Vatican City (AsiaNews) - Despite having been translated into 2,454 languages, the Bible is relatively unknown, sometimes overlooked, and on certain occasions exploited.  The word of God,  as it must be considered - even if it was only inspired, and not "dictated" to the prophets - is the origin and end of the Church, and will be viewed as such by the worldwide synod of bishops that will be held this autumn (October 5-26) at the Vatican, on the theme of "The Word of God in the life and mission of the Church".

One fundamental step in the preparation of the meeting is the preparation of the "Instrumentum laboris", the working document, the result of the considerations and responses given on this topic by 13 synods of bishops of the Eastern Catholic Churches, 113 bishops' conferences, 25 dicasteries of the Roman curia, and by the union of superiors general of the religious orders.

Presented today in the Vatican, the Instumentum is an 80-page volume that aims, in its various dimensions, as expressed by Archbishop Nikola Eterović, secretary general of the synod of bishops, to "foster understanding and love of the Word of God", in the certainty that this can "promote ecclesial communion, foment the universal vocation to salvation, reinvigorate the mission to those near and those far away, and renew the ingenuity of charity, seeking to contribute to the discovery of solutions to the many problems of contemporary man, who is hungry both for bread and for every word that comes from the mouth of God (cf. Mt. 4:4).  More concretely, the aim of the synod, according to the Instrumentum laboris, is above all of a pastoral and missionary nature".  This is a matter of affirming "the need to give primacy to the word of God in the life and mission of the Church" and also to find "the courage and creativity of a pedagogy of communication that is suited to the times", considering "the culture, the contexts of contemporary life, the world of communications" and its instruments, including the newest ones.

The document, in fact, emphasises that God "offers to the person not only some more less interesting information, on the strictly human and scientific level, but instead communicates to him the word of truth and salvation, and this requires an understanding on the part of the listener that is intelligent, vital, responsible, and therefore relevant".  God himself, in fact, is the "inspirer" of Scripture.  "The charism of inspiration", the document reads, "permits the affirmation that God is the author of the Bible in a way that does not exclude man himself as a true author.  In fact, unlike dictation, inspiration does not remove the personal freedom and capacity of the writer, but illuminates and inspires these".

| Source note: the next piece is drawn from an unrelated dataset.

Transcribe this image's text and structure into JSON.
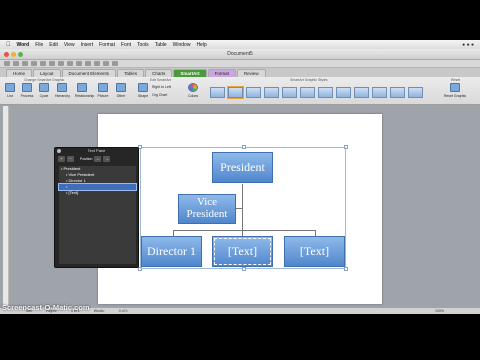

As for interpretation, which raises so much hesitation on the part of the faithful, "a true interpretation of the Scripture as Word of God cannot be conducted except 'in Ecclesia', according to [the Church's] teaching", in order to avoid fundamentalist and ideological views. "There is no lack", the document affirms, "of risks of an arbitrary, reductive interpretation, due above all to fundamentalism, which, although it manifests the desire to remain faithful to the text,  mistakes the true nature of the text, incurring grave errors and generating useless conflicts.  There are also the so-called 'ideological' interpretations of the Bible, according to rigid presuppositions of a spiritual, social, political, or simply human nature, without the support of the faith, which go so far as to create opposition and separation between the written form attested to above all in the Bible, the living form of the proclamation, and the life experience of believers".

Finally, Archbishop Eterovic expressed the hope that the Chinese bishops might be able to attend to the synod, after having been banned in the past.  "We hope", he said, "that the Chinese bishops may also come, and in fact we invite all to pray that this may happen".